The Director of ‘Crazy Rich Asians’ Will Explore a String of High-Profile Chinese Art Heists in His Next Film

Jon M. Chu looks at the intriguing possibility that the heists are an act of DIY repatriation by the Chinese government.

Jon M. Chu, director of Crazy Rich Asians, will direct The Great Chinese Art Heist. Photo by Gregg DeGuire/Getty Images)

Crazy Rich Asians director Jon M. Chu is adapting the story of a mysterious rash of Chinese art and antiquities heists for his next film.

Warner Bros. will release The Great Chinese Art Heist, based on Alex W. Palmer’s 2018 GQ story of the same name, reports Deadline. The story identified a string of Chinese art thefts across Europe starting in 2010, including at the Chinese Pavilion at Stockholm’s Drottningholm Palace, the KODE Museum in Norway, and the Château de Fontainebleau outside of Paris.

“The full scale of the criminality is impossible to pinpoint, because many heists never make the headlines,” Palmer wrote. But the heists all appear to be professional jobs, and primarily targeted art and artifacts looted by foreign armies, with a special interest in objects that the British and French took from the Old Summer Palace in Beijing in 1860.

Visitors view a rare bronze pig's head sculpture from the 12 zodiac animal heads that once decorated the famed water-clock fountain in Beijing's Old Summer Palace. Photo by China Photos/Getty Images.

Visitors view a rare bronze pig’s head sculpture from the 12 zodiac animal heads that once decorated the famed water-clock fountain in Beijing’s Old Summer Palace. Photo by China Photos/Getty Images.

The movie will explore the intriguing possibility that the thefts are actually the work of the Chinese government, bent on taking matters of restitution into its own hands, rather than exhausting complicated legal channels. By government’s own estimate, 10 million antiquities have illegally left the country since 1840.
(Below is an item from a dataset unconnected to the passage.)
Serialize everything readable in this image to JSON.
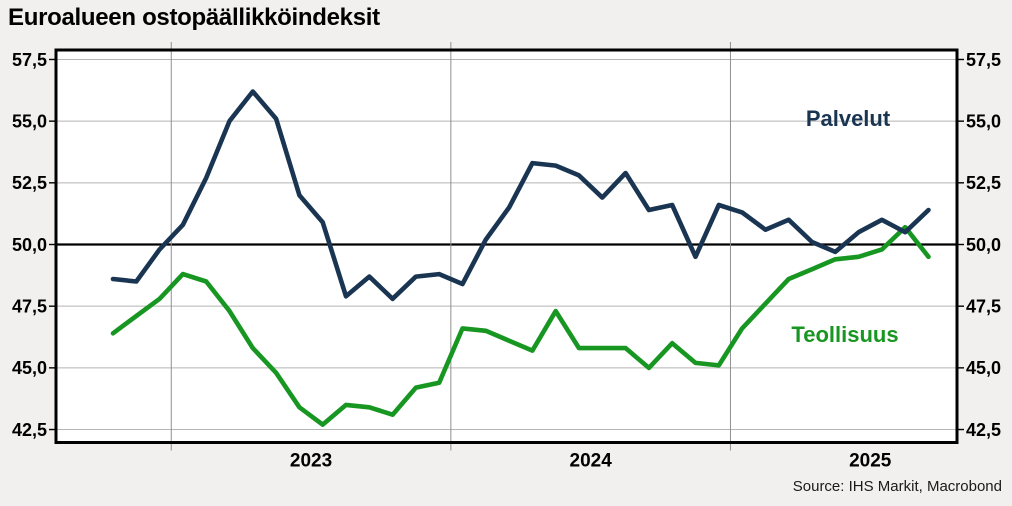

China launched a “treasure hunting team” to visit institutions in the US and Europe in 2009, with an eye toward identifying objects that had been taken from China by force. The thefts began the following year. Later, as some of the stolen objects have resurfaced in China, the government has shown little interesting in returning them to museums in the West.

A woman poses for photos at the ruins of the historic Jesuit designed Yuanying Guan (Immense Ocean Observatory) at the Old Summer Palace in Beijing on January 6, 2013. The Old Summer Palace, commissioned by the Chinese Emperor Qianlong and designed by Jesuit priests in a European style, was destroyed in 1860 by Anglo-French forces during the second Opium War. Photo by Mark Ralston/AFP via Getty Images.

A woman poses for photos at the ruins of the historic Jesuit designed Yuanying Guan (Immense Ocean Observatory) at the Old Summer Palace in Beijing, 2013. Photo by Mark Ralston/AFP via Getty Images.

Chu and his production company, Electric Somewhere, will produce the film along with Agnes Chu, Will Welch, and Geneva Waserman of GQ Studios/Conde Nast Entertainment.

Chu will also direct the forthcoming film In the Heights, based on the Lin Manuel Miranda Broadway musical, due out in theaters and on HBO Max on June 18, as well as a forthcoming adaptation of the musical Wicked.